A Contrastive Corpus-based Study of American and English Adjectives: ‘Important’ and ‘Significant’

  • Bunyawat Sriwangrach Kamphaeng Phet Rajabhat University, Thailand
Keywords: COCA, BNC, Genre Analysis, Noun Collocates, Semantic Preference


This contrastive corpus-based study aims to analyze the similarities and differences of two synonyms “important” and “significant” concerning on the degree of formality in their distribution across genres as well as their collocations and semantic preference. The corpus data derived from the Corpus of Contemporary American English (COCA) and the British National Corpus (BNC) which represent varieties of English usage across different cultures (American and British). This study analyzed the top 20 noun collocates with Mutual Information (MI) scores value of at least three.

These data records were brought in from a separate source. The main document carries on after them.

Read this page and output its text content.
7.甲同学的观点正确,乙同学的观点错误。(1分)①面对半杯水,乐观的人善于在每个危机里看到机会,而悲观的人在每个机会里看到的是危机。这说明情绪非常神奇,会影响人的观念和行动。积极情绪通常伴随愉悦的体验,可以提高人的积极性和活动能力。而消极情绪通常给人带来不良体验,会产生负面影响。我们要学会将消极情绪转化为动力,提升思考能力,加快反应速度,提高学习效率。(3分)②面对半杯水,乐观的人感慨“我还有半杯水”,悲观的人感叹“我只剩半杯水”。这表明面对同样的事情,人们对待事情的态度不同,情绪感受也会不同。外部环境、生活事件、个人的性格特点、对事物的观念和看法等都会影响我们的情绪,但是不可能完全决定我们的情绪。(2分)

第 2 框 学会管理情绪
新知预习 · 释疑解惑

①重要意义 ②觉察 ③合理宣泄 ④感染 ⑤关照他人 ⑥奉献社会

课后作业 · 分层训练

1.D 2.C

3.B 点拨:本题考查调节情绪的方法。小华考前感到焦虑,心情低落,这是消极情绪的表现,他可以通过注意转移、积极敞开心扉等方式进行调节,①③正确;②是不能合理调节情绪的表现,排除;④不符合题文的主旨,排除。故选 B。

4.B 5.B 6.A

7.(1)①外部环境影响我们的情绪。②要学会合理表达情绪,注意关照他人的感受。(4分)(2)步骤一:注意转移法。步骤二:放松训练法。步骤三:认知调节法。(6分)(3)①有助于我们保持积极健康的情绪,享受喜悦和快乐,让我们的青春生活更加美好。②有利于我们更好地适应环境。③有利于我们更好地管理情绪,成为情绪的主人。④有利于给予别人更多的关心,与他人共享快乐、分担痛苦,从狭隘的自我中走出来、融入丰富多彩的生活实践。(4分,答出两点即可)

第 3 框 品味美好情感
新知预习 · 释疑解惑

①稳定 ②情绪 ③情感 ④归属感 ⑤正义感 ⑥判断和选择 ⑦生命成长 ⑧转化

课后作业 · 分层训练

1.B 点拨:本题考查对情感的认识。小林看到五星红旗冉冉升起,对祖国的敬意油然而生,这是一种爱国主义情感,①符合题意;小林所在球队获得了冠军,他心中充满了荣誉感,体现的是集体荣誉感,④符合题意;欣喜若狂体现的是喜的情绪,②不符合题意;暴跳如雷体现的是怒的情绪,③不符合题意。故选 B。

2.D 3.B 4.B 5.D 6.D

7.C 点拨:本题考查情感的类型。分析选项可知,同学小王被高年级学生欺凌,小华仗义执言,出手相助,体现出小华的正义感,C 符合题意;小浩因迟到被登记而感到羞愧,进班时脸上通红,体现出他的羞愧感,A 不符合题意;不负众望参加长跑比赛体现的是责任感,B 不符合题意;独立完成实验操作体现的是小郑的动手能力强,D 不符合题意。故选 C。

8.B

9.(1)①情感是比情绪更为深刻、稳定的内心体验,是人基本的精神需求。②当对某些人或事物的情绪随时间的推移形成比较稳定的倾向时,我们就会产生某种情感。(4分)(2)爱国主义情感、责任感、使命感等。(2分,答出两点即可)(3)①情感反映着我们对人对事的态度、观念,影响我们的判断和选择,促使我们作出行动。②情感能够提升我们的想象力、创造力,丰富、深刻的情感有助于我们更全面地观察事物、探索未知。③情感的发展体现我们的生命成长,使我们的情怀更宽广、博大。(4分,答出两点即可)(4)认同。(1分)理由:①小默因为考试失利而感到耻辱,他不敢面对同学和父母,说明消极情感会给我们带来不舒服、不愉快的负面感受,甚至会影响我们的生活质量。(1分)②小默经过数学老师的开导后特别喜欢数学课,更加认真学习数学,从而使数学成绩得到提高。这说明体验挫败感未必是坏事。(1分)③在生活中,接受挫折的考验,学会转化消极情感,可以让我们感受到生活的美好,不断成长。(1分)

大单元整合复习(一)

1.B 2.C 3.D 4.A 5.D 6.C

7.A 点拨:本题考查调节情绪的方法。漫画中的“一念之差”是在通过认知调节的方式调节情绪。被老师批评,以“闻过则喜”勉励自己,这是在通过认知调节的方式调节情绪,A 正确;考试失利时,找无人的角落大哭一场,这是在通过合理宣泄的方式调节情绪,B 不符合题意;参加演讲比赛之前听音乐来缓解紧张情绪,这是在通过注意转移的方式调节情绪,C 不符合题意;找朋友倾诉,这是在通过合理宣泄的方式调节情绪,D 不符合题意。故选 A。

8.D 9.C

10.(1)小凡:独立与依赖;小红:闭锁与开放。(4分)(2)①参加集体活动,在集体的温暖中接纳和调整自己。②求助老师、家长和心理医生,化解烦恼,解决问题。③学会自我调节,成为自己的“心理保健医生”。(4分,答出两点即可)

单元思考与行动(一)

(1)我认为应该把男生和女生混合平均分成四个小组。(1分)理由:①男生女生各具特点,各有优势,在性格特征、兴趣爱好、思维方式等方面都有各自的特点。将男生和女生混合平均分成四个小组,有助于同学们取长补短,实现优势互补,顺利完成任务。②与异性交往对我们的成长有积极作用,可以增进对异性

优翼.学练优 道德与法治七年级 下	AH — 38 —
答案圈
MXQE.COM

The corpus data from COCA and BNC explored some shared characteristics and contrastive features. The findings discovered that the two adjectives have the same core meaning and degree of formality since their highest frequency in academic texts whereas frequencies are the lowest in informal genres i.e. TV and movie subtitles and fiction. In certain conditions, these synonyms are different in terms of noun collocation due to the fact that these synonyms co-occur with particular noun collocates. Interestingly, the findings also confirm two adjectives are near synonyms as they share only two similar theme of semantic preference. In consequence, the two synonyms cannot be used interchangeably in all contexts. Moreover, it was found that the corpora provide some useful details that are deficient in the dictionary.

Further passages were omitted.